I guess the hint suggest us to look at $\Omega=[0,\omega_1]$, where $\omega_1$ is the first uncountable ordinal. I can do the following:
- Every countable ordinal embeds into $\mathbb{R}$. This is more-or-less straightforward induction.
So the problem boils down in proving that there are uncountably many non-homeomorphic countable ordinals. It is also clear that if $\alpha$ is an infinite ordinal and $\beta$ is the largest limit ordinal $\leq\alpha$, then the compacts $[0,\alpha]$ and $[0,\beta]$ are homeomorphic.

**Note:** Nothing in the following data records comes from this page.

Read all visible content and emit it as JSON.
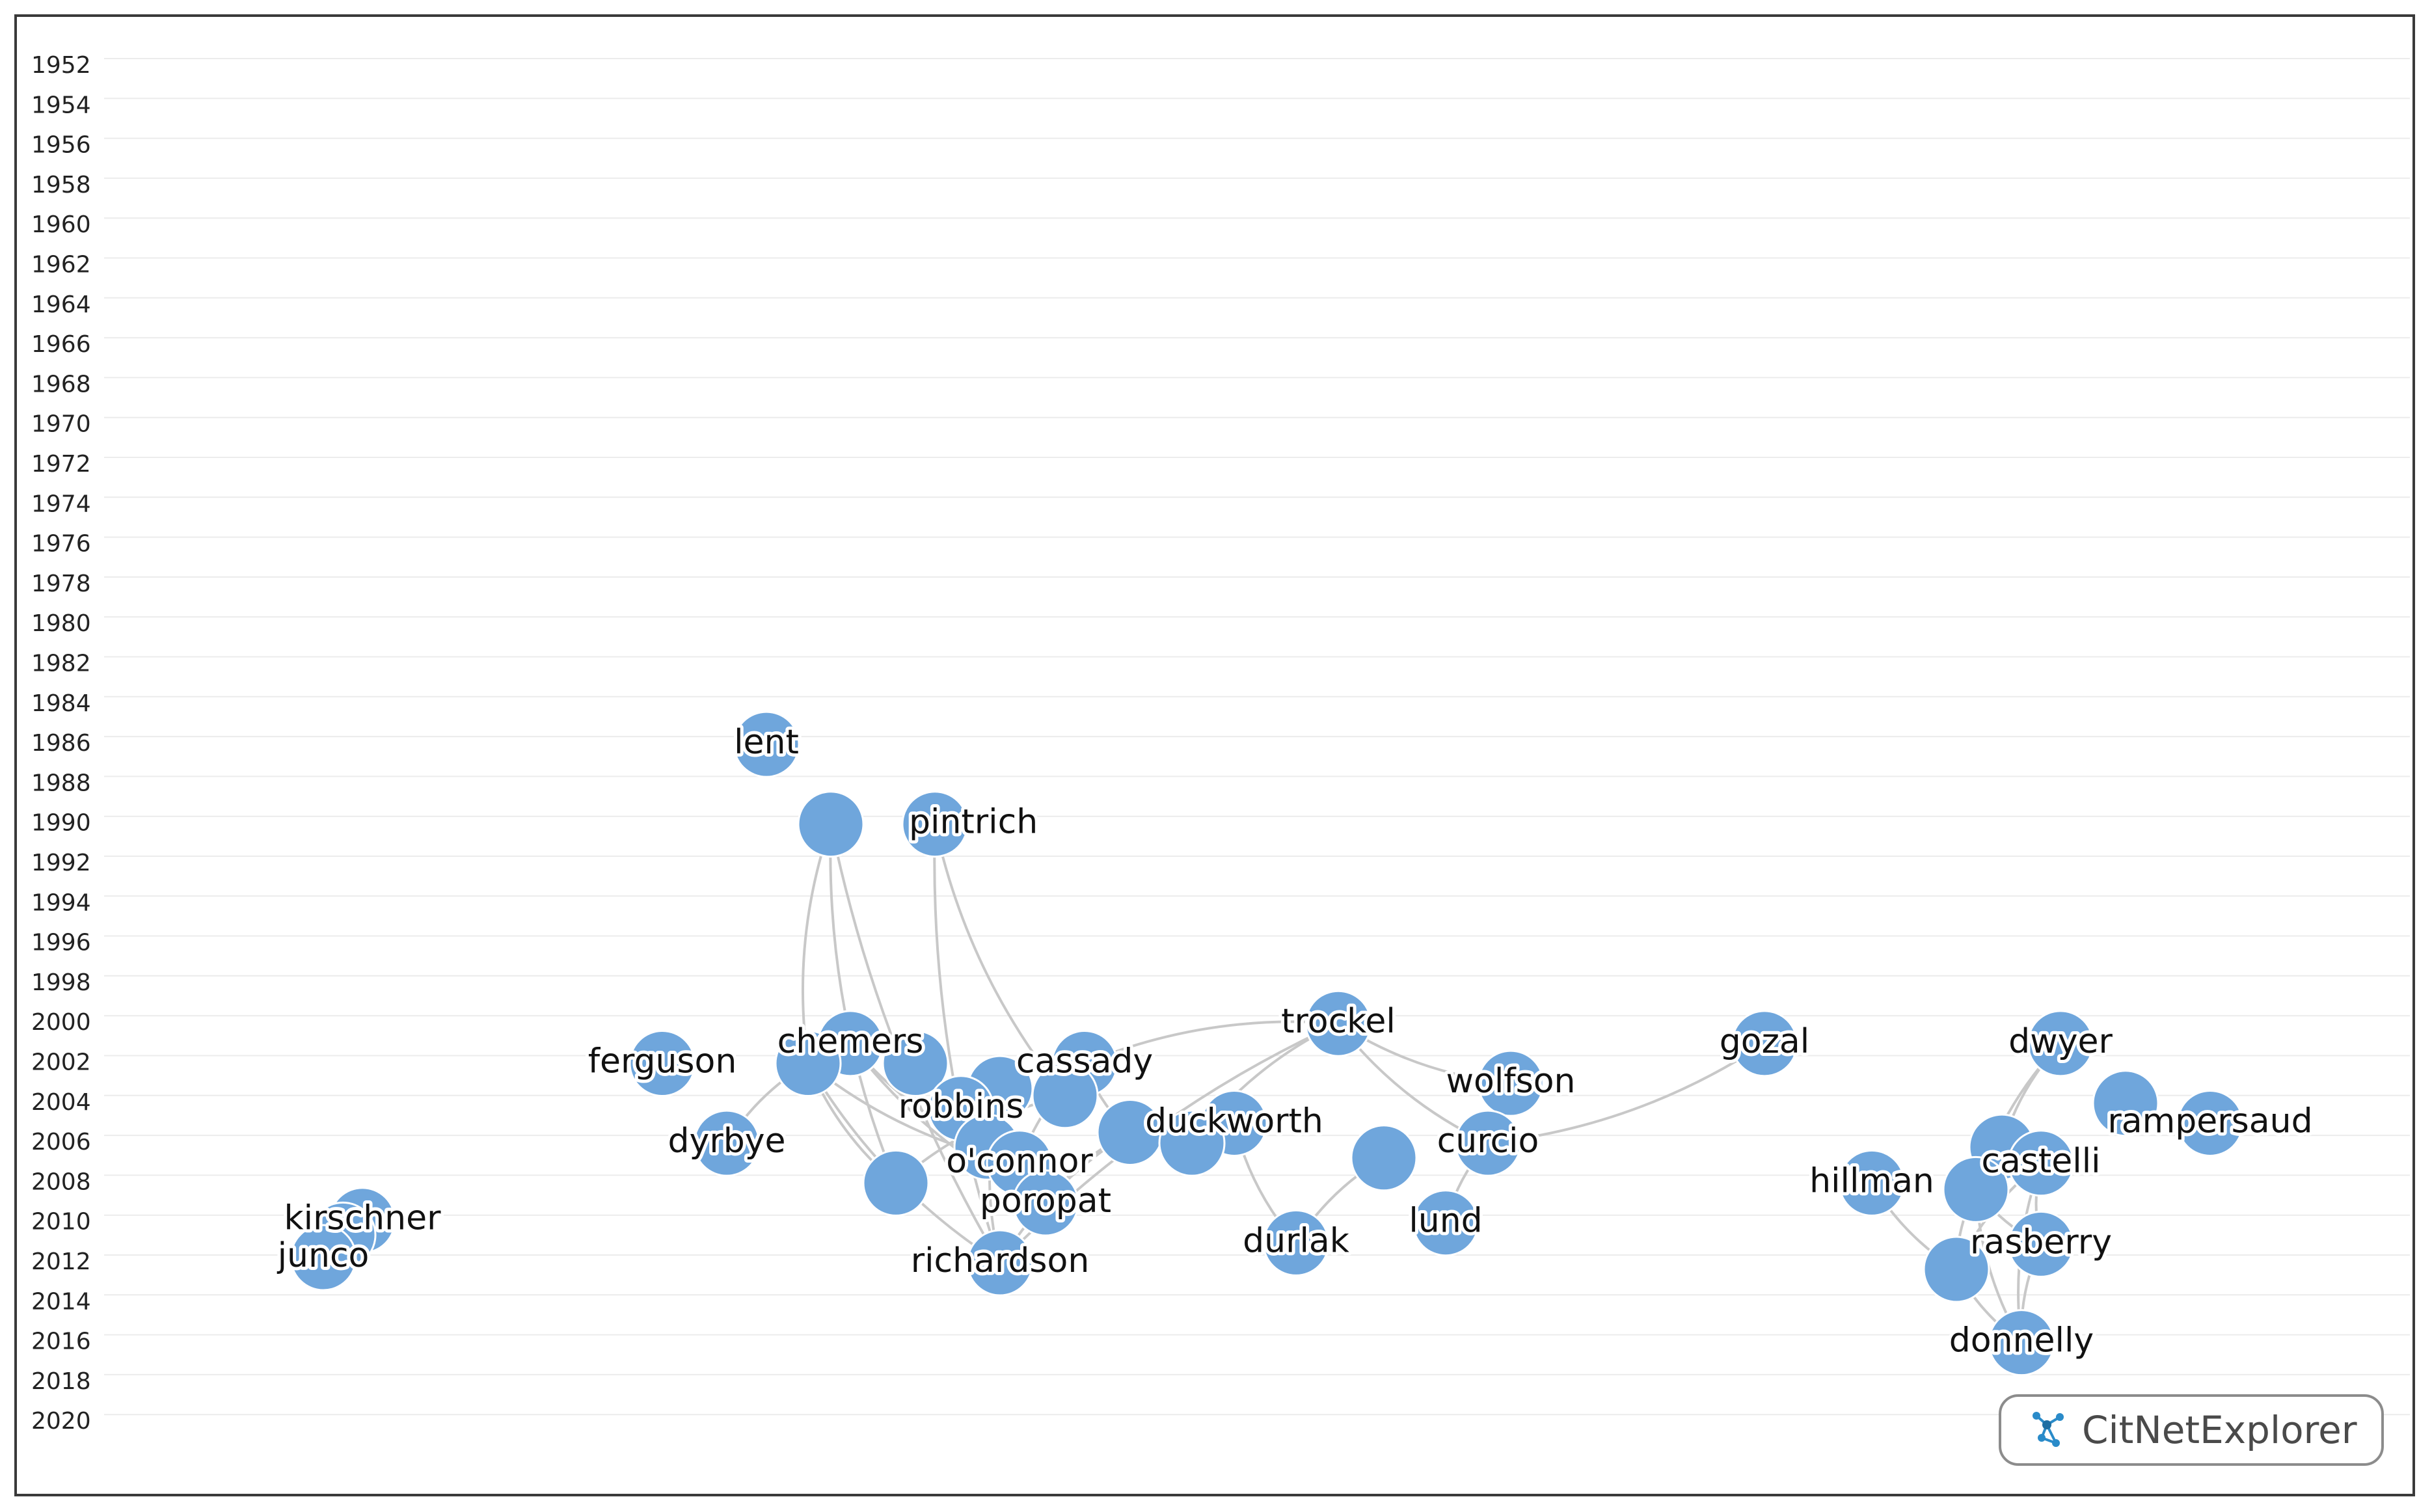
{
  "year_axis": {
    "labels": [
      "1952",
      "1954",
      "1956",
      "1958",
      "1960",
      "1962",
      "1964",
      "1966",
      "1968",
      "1970",
      "1972",
      "1974",
      "1976",
      "1978",
      "1980",
      "1982",
      "1984",
      "1986",
      "1988",
      "1990",
      "1992",
      "1994",
      "1996",
      "1998",
      "2000",
      "2002",
      "2004",
      "2006",
      "2008",
      "2010",
      "2012",
      "2014",
      "2016",
      "2018",
      "2020"
    ]
  },
  "nodes": [
    {
      "id": "lent",
      "year": 1986,
      "label": "lent"
    },
    {
      "id": "pintrich-a",
      "year": 1990,
      "label": ""
    },
    {
      "id": "pintrich",
      "year": 1990,
      "label": "pintrich"
    },
    {
      "id": "chemers",
      "year": 2001,
      "label": "chemers"
    },
    {
      "id": "ferguson",
      "year": 2002,
      "label": "ferguson"
    },
    {
      "id": "chemers-b",
      "year": 2002,
      "label": ""
    },
    {
      "id": "n-2002-c",
      "year": 2002,
      "label": ""
    },
    {
      "id": "n-2003-a",
      "year": 2003,
      "label": ""
    },
    {
      "id": "cassady",
      "year": 2002,
      "label": "cassady"
    },
    {
      "id": "robbins",
      "year": 2004,
      "label": "robbins"
    },
    {
      "id": "n-2004-a",
      "year": 2004,
      "label": ""
    },
    {
      "id": "n-2005-a",
      "year": 2005,
      "label": ""
    },
    {
      "id": "duckworth",
      "year": 2005,
      "label": "duckworth"
    },
    {
      "id": "n-2006-a",
      "year": 2006,
      "label": ""
    },
    {
      "id": "dyrbye",
      "year": 2006,
      "label": "dyrbye"
    },
    {
      "id": "n-2006-b",
      "year": 2006,
      "label": ""
    },
    {
      "id": "oconnor",
      "year": 2007,
      "label": "o'connor"
    },
    {
      "id": "n-2008-a",
      "year": 2008,
      "label": ""
    },
    {
      "id": "poropat",
      "year": 2009,
      "label": "poropat"
    },
    {
      "id": "richardson",
      "year": 2012,
      "label": "richardson"
    },
    {
      "id": "trockel",
      "year": 2000,
      "label": "trockel"
    },
    {
      "id": "wolfson",
      "year": 2003,
      "label": "wolfson"
    },
    {
      "id": "curcio",
      "year": 2006,
      "label": "curcio"
    },
    {
      "id": "n-2007-b",
      "year": 2007,
      "label": ""
    },
    {
      "id": "lund",
      "year": 2010,
      "label": "lund"
    },
    {
      "id": "durlak",
      "year": 2011,
      "label": "durlak"
    },
    {
      "id": "gozal",
      "year": 2001,
      "label": "gozal"
    },
    {
      "id": "dwyer",
      "year": 2001,
      "label": "dwyer"
    },
    {
      "id": "n-2004-b",
      "year": 2004,
      "label": ""
    },
    {
      "id": "rampersaud",
      "year": 2005,
      "label": "rampersaud"
    },
    {
      "id": "n-2006-c",
      "year": 2006,
      "label": ""
    },
    {
      "id": "castelli",
      "year": 2007,
      "label": "castelli"
    },
    {
      "id": "hillman",
      "year": 2008,
      "label": "hillman"
    },
    {
      "id": "n-2008-b",
      "year": 2008,
      "label": ""
    },
    {
      "id": "rasberry",
      "year": 2011,
      "label": "rasberry"
    },
    {
      "id": "n-2012-a",
      "year": 2012,
      "label": ""
    },
    {
      "id": "donnelly",
      "year": 2016,
      "label": "donnelly"
    },
    {
      "id": "kirschner",
      "year": 2010,
      "label": "kirschner"
    },
    {
      "id": "n-2011-a",
      "year": 2011,
      "label": ""
    },
    {
      "id": "junco",
      "year": 2012,
      "label": "junco"
    }
  ],
  "edges": [
    [
      "pintrich-a",
      "chemers-b"
    ],
    [
      "pintrich-a",
      "n-2008-a"
    ],
    [
      "pintrich-a",
      "richardson"
    ],
    [
      "pintrich",
      "n-2004-a"
    ],
    [
      "pintrich",
      "richardson"
    ],
    [
      "chemers-b",
      "dyrbye"
    ],
    [
      "chemers-b",
      "oconnor"
    ],
    [
      "chemers-b",
      "n-2008-a"
    ],
    [
      "chemers-b",
      "richardson"
    ],
    [
      "chemers",
      "n-2006-b"
    ],
    [
      "chemers",
      "poropat"
    ],
    [
      "n-2002-c",
      "oconnor"
    ],
    [
      "cassady",
      "n-2005-a"
    ],
    [
      "cassady",
      "oconnor"
    ],
    [
      "n-2003-a",
      "richardson"
    ],
    [
      "robbins",
      "poropat"
    ],
    [
      "n-2004-a",
      "n-2008-a"
    ],
    [
      "n-2005-a",
      "poropat"
    ],
    [
      "n-2005-a",
      "richardson"
    ],
    [
      "trockel",
      "cassady"
    ],
    [
      "trockel",
      "n-2006-a"
    ],
    [
      "trockel",
      "richardson"
    ],
    [
      "trockel",
      "wolfson"
    ],
    [
      "trockel",
      "curcio"
    ],
    [
      "curcio",
      "gozal"
    ],
    [
      "curcio",
      "lund"
    ],
    [
      "n-2007-b",
      "durlak"
    ],
    [
      "duckworth",
      "durlak"
    ],
    [
      "dwyer",
      "n-2006-c"
    ],
    [
      "dwyer",
      "n-2008-b"
    ],
    [
      "n-2006-c",
      "n-2008-b"
    ],
    [
      "castelli",
      "n-2008-b"
    ],
    [
      "castelli",
      "rasberry"
    ],
    [
      "castelli",
      "n-2012-a"
    ],
    [
      "hillman",
      "n-2012-a"
    ],
    [
      "n-2008-b",
      "n-2012-a"
    ],
    [
      "n-2008-b",
      "donnelly"
    ],
    [
      "n-2008-b",
      "rasberry"
    ],
    [
      "rasberry",
      "donnelly"
    ],
    [
      "n-2012-a",
      "donnelly"
    ],
    [
      "castelli",
      "donnelly"
    ],
    [
      "kirschner",
      "n-2011-a"
    ],
    [
      "n-2011-a",
      "junco"
    ]
  ],
  "brand": {
    "text": "CitNetExplorer",
    "icon": "network-logo-icon",
    "accent": "#2a8bc9"
  },
  "colors": {
    "node_fill": "#6fa6dc",
    "edge": "#c8c8c8",
    "grid": "#ececec"
  }
}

I can also prove that there are uncountably many countable limit ordinals, but some of these are homeomorphic to each other (e.g. $\omega^2+\omega$ and $\omega^2$).

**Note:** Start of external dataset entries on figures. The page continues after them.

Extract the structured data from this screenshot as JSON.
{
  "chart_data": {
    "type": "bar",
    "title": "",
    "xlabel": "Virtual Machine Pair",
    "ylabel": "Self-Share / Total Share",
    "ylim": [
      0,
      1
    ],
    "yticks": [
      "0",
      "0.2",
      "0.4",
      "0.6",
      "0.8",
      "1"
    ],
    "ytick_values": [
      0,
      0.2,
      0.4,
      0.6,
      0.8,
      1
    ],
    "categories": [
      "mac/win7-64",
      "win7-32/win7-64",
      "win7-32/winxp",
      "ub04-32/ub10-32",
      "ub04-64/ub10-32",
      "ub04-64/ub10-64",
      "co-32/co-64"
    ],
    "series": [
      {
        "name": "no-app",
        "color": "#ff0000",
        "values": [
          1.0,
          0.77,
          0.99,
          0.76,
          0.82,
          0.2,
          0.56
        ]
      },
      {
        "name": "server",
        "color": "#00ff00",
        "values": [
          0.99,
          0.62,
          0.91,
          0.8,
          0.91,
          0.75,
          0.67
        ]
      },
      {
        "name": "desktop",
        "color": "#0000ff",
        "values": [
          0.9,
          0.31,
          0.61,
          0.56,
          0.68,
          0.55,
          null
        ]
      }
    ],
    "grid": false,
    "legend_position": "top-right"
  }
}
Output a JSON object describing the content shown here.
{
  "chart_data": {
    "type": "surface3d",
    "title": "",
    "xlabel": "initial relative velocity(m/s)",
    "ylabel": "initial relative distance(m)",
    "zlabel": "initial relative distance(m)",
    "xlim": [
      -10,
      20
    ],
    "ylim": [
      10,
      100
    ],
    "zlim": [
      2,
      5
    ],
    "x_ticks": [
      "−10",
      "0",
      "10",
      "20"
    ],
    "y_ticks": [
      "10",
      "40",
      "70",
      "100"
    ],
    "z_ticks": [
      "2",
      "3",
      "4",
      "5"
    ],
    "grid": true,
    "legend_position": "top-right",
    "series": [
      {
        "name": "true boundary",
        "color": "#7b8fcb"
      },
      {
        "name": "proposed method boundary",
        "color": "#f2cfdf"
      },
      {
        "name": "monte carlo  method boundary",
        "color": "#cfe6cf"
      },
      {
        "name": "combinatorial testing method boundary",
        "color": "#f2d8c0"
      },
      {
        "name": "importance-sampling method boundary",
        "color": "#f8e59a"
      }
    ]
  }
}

I would appreciate help, using not much more than basic facts about $\omega_1$ (as it is introduced in Willard's book).
Best Answer
Here is a proof that does not use ordinals at all. The crucial ingredient is the following lemma.
Lemma: Let $X$ be a nonempty compact Hausdorff space and suppose there exist two embeddings $f_0,f_1:X\to X$ with disjoint images. Then $X$ is uncountable.
Proof: The idea is that by iterating $f_0$ and $f_1$, you get a fractal of copies of $X$ similar to the Cantor set, which then must accumulate at uncountably different points. To make this precise, for any finite sequence $s$ of $0$s and $1$s, let $f_s$ be the corresponding composition of $f_0$s and $f_1$s. For any infinite sequence $r$ of $0$s and $1$s, let $X_r=\bigcap_s f_s(X)$ where $s$ ranges over all finite initial segments of $r$. Note that each $f_s(X)$ is a nonempty closed set, and they are nested, so by compactness, each $X_r$ is nonempty. But if $r\neq r'$, then $X_r$ and $X_{r'}$ are disjoint, since if you let $s$ and $s'$ be the first corresponding initial segments that differ, then $f_s(X)$ and $f_{s'}(X)$ are disjoint since $f_0$ and $f_1$ have disjoint images. Since there are uncountably many choices of $r$, this means $X$ be uncountable.
Theorem: There are uncountably many homeomorphism classes of countable compact subsets of $\mathbb{R}$.
Proof: Let $\{X_n:n\in\mathbb{N}\}$ be any countable collection of countable compact subsets of $\mathbb{R}$. Embed a copy of $X_n$ in the interval $(\frac{1}{n+1},\frac{1}{n})$ for each $n$, and let $Y\subset\mathbb{R}$ be the union of all these copies together with $0$. Finally, let $Z\subset\mathbb{R}$ be the union of two disjoint translated copies of $Y$. Then $Z$ is a countable compact subset of $\mathbb{R}$. However, each $X_n$ has two disjoint copies that embed in $Z$ (one in each copy of $Y$), so by the Lemma, $Z$ cannot be homeomorphic to $X_n$ for any $n$. Thus $\{X_n:n\in\mathbb{N}\}$ is not a complete list of all the countable compact subsets of $\mathbb{R}$ up to homeomorphism.